ALLOW THE PAINT TO THOROUGHLY DRYWhen you have the dark brown "wood" color of the stirrup even and are satisfied with it, allow the paint to dry for a couple of hours. (Longer if the weather is humid).
PROTECT THE SURFACEWhen you are CERTAIN the paint is completely dry, I recommend applying two coats of Classmate Matte Polish (part #HD15)over the simulated wood-colored areas. This gives the "wood" colored areas a satiny, burnished look, and protects the paint from future marring. Allow the first coat to dry about an hour before applying the second coat. Allow the entire stirrup to dry at least another hour or two before attaching it to the stirrup leathers.
Alternatively, you can use Krylon Matte Spray Finish to help protect the surface.
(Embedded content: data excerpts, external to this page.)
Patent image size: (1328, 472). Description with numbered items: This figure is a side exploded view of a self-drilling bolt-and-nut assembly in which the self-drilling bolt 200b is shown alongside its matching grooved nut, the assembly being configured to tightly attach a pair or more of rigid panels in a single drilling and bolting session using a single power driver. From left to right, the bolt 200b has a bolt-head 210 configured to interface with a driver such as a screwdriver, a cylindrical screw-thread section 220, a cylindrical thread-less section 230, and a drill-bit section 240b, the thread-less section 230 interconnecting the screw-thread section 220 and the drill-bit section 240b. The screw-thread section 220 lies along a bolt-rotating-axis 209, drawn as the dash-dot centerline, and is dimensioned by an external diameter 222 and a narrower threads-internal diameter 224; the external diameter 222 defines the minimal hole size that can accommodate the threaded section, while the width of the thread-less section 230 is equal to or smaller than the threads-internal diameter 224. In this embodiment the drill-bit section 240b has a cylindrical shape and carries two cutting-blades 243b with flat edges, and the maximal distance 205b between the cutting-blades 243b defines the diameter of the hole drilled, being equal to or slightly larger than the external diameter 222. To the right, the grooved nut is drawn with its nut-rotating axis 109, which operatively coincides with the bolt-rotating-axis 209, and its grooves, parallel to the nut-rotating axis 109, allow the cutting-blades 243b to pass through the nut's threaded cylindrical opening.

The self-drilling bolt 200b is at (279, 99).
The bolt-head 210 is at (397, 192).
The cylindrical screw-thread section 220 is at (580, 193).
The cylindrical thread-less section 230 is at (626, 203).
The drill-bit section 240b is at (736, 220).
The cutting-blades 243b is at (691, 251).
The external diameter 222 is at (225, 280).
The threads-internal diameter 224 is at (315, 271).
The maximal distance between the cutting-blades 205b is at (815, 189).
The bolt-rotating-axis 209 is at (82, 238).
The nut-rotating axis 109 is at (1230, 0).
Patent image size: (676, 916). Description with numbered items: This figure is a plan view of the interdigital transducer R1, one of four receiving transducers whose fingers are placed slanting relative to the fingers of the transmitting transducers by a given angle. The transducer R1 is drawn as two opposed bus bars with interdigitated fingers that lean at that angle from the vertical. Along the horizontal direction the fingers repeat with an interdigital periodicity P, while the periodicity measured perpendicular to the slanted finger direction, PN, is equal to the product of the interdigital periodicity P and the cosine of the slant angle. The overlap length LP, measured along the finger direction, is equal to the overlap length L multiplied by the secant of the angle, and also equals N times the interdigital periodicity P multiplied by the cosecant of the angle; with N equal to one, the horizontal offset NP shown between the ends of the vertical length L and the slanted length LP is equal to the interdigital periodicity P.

Paint will stick to pewter if you are very careful not to rush the process and allow the paint to dry thoroughly. Applying the matte polish over the top will help seal it (but is only truly effective if the paint is totally dry) and making certain the polish is completely dry will ensure a long-lasting and beautiful stirrup.
Should you ever need to re-do your stirrup at a future time, simply soak the stirrup in nail-polish remover or acetone (please read all precautions on these materials) for an hour or two, then wearing latex gloves, use cotton swabs or kleenex to remove the paint etc., and work it out of any crevices. Wash the stirrup with soap and water, and allow it to air-dry thoroughly before repainting.